I can see why these solutions in the comments are better, but how much are they better by? It looks like they just release one lock on one element slightly earlier than it otherwise would be, allowing a thread that's been tailing you to get ahead a little earlier.

But these optimizations only take place during the part when you find the element you were looking for, which seems like a small fraction of the time.

toothless

In this section on gryffolyon's code:

lock(list->lock);

curr = list->head;

lock(curr->lock);

unlock(list->lock);

is it true that the only reason to lock/unlock list->lock is because of potential insertions before the head?

If so, can't we have a dummy node in the list that is always at the front, so we can remove the list->lock, and also avoid special casing on inserting at the front?

Kapteyn

@gryffolyon's solution definitely allows us to take one less lock at the very end when we've found curr-> val > my_val. But I do not believe it will lead to more concurrency.

Since all threads must walk the linked list from head to tail searching for the element they need, since we still have a lock on prev, no other thread can advance to the nodes in front of prev until we release prev. Therefore, I believe the solution provided where we avoid taking the lock on curr when curr->val > my_val will not allow for more concurrency. It will, however, prevent us from the overhead of taking another lock.

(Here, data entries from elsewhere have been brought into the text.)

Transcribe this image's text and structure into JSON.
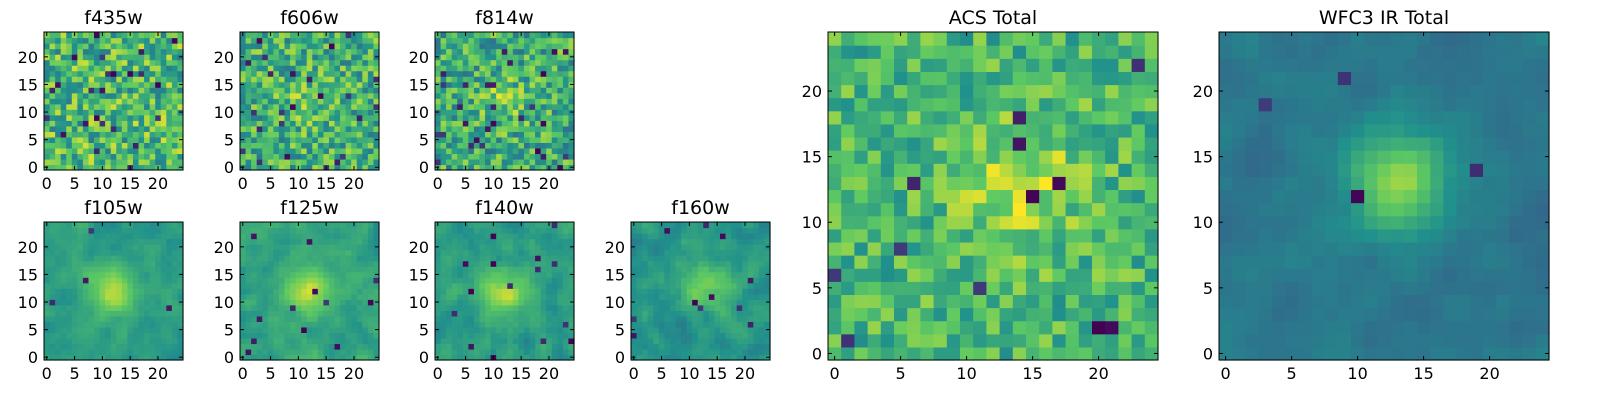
{
  "colormap": [
    "#440154",
    "#3b528b",
    "#21918c",
    "#5ec962",
    "#fde725"
  ],
  "chart_data": [
    {
      "type": "heatmap",
      "title": "f435w",
      "grid_size": 25,
      "xlim": [
        0,
        24
      ],
      "ylim": [
        0,
        24
      ],
      "xticks": [
        "0",
        "5",
        "10",
        "15",
        "20"
      ],
      "yticks": [
        "0",
        "5",
        "10",
        "15",
        "20"
      ],
      "seed": 11,
      "peak": [
        12,
        12
      ],
      "signal": 0.0,
      "sigma": 3.0,
      "noise": 0.26,
      "base": 0.68,
      "dark_fraction": 0.04
    },
    {
      "type": "heatmap",
      "title": "f606w",
      "grid_size": 25,
      "xlim": [
        0,
        24
      ],
      "ylim": [
        0,
        24
      ],
      "xticks": [
        "0",
        "5",
        "10",
        "15",
        "20"
      ],
      "yticks": [
        "0",
        "5",
        "10",
        "15",
        "20"
      ],
      "seed": 23,
      "peak": [
        12,
        12
      ],
      "signal": 0.12,
      "sigma": 3.0,
      "noise": 0.24,
      "base": 0.64,
      "dark_fraction": 0.04
    },
    {
      "type": "heatmap",
      "title": "f814w",
      "grid_size": 25,
      "xlim": [
        0,
        24
      ],
      "ylim": [
        0,
        24
      ],
      "xticks": [
        "0",
        "5",
        "10",
        "15",
        "20"
      ],
      "yticks": [
        "0",
        "5",
        "10",
        "15",
        "20"
      ],
      "seed": 37,
      "peak": [
        12,
        12
      ],
      "signal": 0.16,
      "sigma": 3.0,
      "noise": 0.24,
      "base": 0.62,
      "dark_fraction": 0.04
    },
    {
      "type": "heatmap",
      "title": "f105w",
      "grid_size": 25,
      "xlim": [
        0,
        24
      ],
      "ylim": [
        0,
        24
      ],
      "xticks": [
        "0",
        "5",
        "10",
        "15",
        "20"
      ],
      "yticks": [
        "0",
        "5",
        "10",
        "15",
        "20"
      ],
      "seed": 41,
      "peak": [
        12,
        12
      ],
      "signal": 0.35,
      "sigma": 3.0,
      "noise": 0.14,
      "base": 0.55,
      "dark_fraction": 0.01
    },
    {
      "type": "heatmap",
      "title": "f125w",
      "grid_size": 25,
      "xlim": [
        0,
        24
      ],
      "ylim": [
        0,
        24
      ],
      "xticks": [
        "0",
        "5",
        "10",
        "15",
        "20"
      ],
      "yticks": [
        "0",
        "5",
        "10",
        "15",
        "20"
      ],
      "seed": 53,
      "peak": [
        12,
        12
      ],
      "signal": 0.3,
      "sigma": 3.0,
      "noise": 0.16,
      "base": 0.58,
      "dark_fraction": 0.01
    },
    {
      "type": "heatmap",
      "title": "f140w",
      "grid_size": 25,
      "xlim": [
        0,
        24
      ],
      "ylim": [
        0,
        24
      ],
      "xticks": [
        "0",
        "5",
        "10",
        "15",
        "20"
      ],
      "yticks": [
        "0",
        "5",
        "10",
        "15",
        "20"
      ],
      "seed": 67,
      "peak": [
        12,
        12
      ],
      "signal": 0.3,
      "sigma": 3.0,
      "noise": 0.18,
      "base": 0.55,
      "dark_fraction": 0.015
    },
    {
      "type": "heatmap",
      "title": "f160w",
      "grid_size": 25,
      "xlim": [
        0,
        24
      ],
      "ylim": [
        0,
        24
      ],
      "xticks": [
        "0",
        "5",
        "10",
        "15",
        "20"
      ],
      "yticks": [
        "0",
        "5",
        "10",
        "15",
        "20"
      ],
      "seed": 79,
      "peak": [
        13,
        13
      ],
      "signal": 0.3,
      "sigma": 3.0,
      "noise": 0.18,
      "base": 0.52,
      "dark_fraction": 0.015
    },
    {
      "type": "heatmap",
      "title": "ACS Total",
      "grid_size": 25,
      "xlim": [
        0,
        24
      ],
      "ylim": [
        0,
        24
      ],
      "xticks": [
        "0",
        "5",
        "10",
        "15",
        "20"
      ],
      "yticks": [
        "0",
        "5",
        "10",
        "15",
        "20"
      ],
      "seed": 97,
      "peak": [
        14,
        13
      ],
      "signal": 0.22,
      "sigma": 3.5,
      "noise": 0.18,
      "base": 0.66,
      "dark_fraction": 0.025
    },
    {
      "type": "heatmap",
      "title": "WFC3 IR Total",
      "grid_size": 25,
      "xlim": [
        0,
        24
      ],
      "ylim": [
        0,
        24
      ],
      "xticks": [
        "0",
        "5",
        "10",
        "15",
        "20"
      ],
      "yticks": [
        "0",
        "5",
        "10",
        "15",
        "20"
      ],
      "seed": 113,
      "peak": [
        13,
        13
      ],
      "signal": 0.45,
      "sigma": 2.6,
      "noise": 0.1,
      "base": 0.4,
      "dark_fraction": 0.006
    }
  ]
}
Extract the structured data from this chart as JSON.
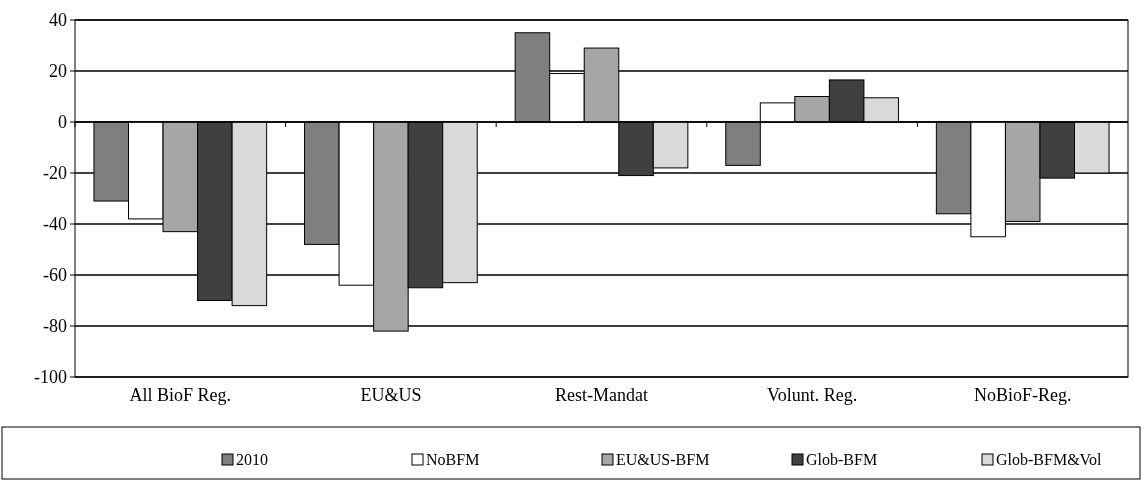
{
  "chart_data": {
    "type": "bar",
    "categories": [
      "All BioF Reg.",
      "EU&US",
      "Rest-Mandat",
      "Volunt. Reg.",
      "NoBioF-Reg."
    ],
    "series": [
      {
        "name": "2010",
        "color": "#7f7f7f",
        "values": [
          -31,
          -48,
          35,
          -17,
          -36
        ]
      },
      {
        "name": "NoBFM",
        "color": "#ffffff",
        "values": [
          -38,
          -64,
          19,
          7.5,
          -45
        ]
      },
      {
        "name": "EU&US-BFM",
        "color": "#a6a6a6",
        "values": [
          -43,
          -82,
          29,
          10,
          -39
        ]
      },
      {
        "name": "Glob-BFM",
        "color": "#404040",
        "values": [
          -70,
          -65,
          -21,
          16.5,
          -22
        ]
      },
      {
        "name": "Glob-BFM&Vol",
        "color": "#d9d9d9",
        "values": [
          -72,
          -63,
          -18,
          9.5,
          -20
        ]
      }
    ],
    "ylim": [
      -100,
      40
    ],
    "yticks": [
      -100,
      -80,
      -60,
      -40,
      -20,
      0,
      20,
      40
    ],
    "grid": "y",
    "legend": "bottom"
  }
}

The only situation where I can see this solution allowing for more concurrency is when a thread can walk the list from tail to head, i.e. we have a doubly linked list.

landuo

Can we apply similar idea of optimistic detection of transaction memory here? That is, we do not acquire locks when traversing the list to find the node. When the target is found (similar to when a transaction is about to commit), the current running thread acquires locks of prev and curr as before and then checks if those pointers have been changed (similar to checking if there is conflict between two transactions). If none of the pointers were changed, do the operation and unlock the nodes. Otherwise the thread rolls back and restarts the operation.

zhiyuany

@mingf, although what you said is true, the problem is, we've no idea about which node to operate on because we insert/delete by value not by reference or index. If we operate by reference or index, we can know our working set and definitely be able to do the optimization you supposed.